Ждала. И боялась новой встречи. Снова приедет как чужой. Снова привыкать, притираться. Учиться понимать его. А он весь в делах, в планах, в мыслях. Обновленный, энергичный. У него после долгого отсутствия в России появлялся акцент. Нет, не явный конечно, но что-то проскальзывало в интонации. Потом он перестраивался, она привыкала к нему заново. Но он снова улетал.

Невыносимо скучала. Безумно. Не могла найти места и раздражалась по любому поводу. Раздражало одиночество, когда одна оставалась в своей квартире. Родители раздражали, когда от скуки приходила к ним ночевать. Ванька с Алёнкой бесили, потому что все разговоры их были только о свадьбе. То шутили, то спорили. То с датой не могли определиться, то с платьем для невесты. И не только свою свадьбу обсуждали, но ее с Димой предполагаемую. Смешно им, конечно. А ее достали эти шуточки. Спасибо Крапивину.

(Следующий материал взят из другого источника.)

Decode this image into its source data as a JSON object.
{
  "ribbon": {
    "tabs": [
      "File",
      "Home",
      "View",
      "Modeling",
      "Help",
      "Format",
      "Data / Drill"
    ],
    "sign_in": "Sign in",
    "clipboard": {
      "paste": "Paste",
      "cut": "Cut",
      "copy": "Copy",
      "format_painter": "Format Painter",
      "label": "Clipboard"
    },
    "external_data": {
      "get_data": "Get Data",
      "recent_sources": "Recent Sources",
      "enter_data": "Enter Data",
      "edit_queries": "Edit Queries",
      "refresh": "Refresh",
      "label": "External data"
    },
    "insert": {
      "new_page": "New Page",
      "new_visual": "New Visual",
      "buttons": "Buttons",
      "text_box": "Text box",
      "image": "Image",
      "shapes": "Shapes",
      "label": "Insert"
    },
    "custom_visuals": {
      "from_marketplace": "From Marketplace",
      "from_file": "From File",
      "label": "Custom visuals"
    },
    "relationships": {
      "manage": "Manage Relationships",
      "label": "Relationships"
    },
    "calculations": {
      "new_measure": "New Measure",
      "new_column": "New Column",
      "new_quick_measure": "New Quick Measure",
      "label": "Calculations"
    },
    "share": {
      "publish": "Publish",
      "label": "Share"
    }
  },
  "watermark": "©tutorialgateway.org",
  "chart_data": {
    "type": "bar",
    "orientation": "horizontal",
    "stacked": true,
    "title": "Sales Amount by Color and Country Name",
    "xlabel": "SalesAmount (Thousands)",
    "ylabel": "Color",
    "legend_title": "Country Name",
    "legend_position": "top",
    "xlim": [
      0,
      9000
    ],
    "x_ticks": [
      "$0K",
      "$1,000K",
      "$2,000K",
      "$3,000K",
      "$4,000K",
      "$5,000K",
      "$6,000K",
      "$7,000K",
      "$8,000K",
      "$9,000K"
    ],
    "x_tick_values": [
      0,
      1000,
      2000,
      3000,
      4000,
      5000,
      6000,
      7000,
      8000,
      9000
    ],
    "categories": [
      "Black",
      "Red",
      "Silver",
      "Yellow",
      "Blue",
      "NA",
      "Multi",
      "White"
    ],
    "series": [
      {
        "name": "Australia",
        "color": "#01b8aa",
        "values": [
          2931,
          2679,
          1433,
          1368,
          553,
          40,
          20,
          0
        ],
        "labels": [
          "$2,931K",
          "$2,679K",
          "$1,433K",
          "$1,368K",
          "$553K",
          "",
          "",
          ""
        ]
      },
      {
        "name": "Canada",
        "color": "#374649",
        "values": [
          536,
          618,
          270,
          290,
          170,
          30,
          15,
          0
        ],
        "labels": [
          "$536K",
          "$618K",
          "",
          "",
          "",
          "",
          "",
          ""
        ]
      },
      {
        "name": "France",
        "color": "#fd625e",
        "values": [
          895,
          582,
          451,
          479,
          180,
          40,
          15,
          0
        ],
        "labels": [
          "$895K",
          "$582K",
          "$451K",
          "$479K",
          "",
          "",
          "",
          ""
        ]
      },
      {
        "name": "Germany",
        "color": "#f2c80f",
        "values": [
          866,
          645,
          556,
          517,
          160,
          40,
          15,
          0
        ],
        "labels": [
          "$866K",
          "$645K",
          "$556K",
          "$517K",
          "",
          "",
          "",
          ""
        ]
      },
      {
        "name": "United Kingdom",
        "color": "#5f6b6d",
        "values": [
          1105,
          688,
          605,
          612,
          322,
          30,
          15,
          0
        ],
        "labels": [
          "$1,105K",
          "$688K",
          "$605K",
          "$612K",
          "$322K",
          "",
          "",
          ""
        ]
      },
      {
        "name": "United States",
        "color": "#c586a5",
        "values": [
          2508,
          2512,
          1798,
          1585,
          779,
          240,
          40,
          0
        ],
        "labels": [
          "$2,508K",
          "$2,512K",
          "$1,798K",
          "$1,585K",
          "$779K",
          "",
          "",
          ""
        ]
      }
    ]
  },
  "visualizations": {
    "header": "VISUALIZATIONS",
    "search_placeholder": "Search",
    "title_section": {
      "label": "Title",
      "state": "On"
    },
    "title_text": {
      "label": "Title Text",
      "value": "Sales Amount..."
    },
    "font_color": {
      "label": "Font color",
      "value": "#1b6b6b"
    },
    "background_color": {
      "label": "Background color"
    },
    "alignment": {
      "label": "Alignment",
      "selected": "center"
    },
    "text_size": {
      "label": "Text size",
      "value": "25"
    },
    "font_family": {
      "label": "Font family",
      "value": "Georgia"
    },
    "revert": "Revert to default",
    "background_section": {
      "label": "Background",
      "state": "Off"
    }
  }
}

Через пять дней… Он сказал, что приедет через пять дней, а ей не верилось. Когда надежда и ожидание горят в душе, крылья за спиной появляются, а их у нее не было. Хотя какие тут крылья, когда который день лежала к постели придавленная. Ни насморка, ни кашля, только температура держалась, бросало то в жар, то в холод, и кости ломило. Выкручивало. Словно через мясорубку пропустили.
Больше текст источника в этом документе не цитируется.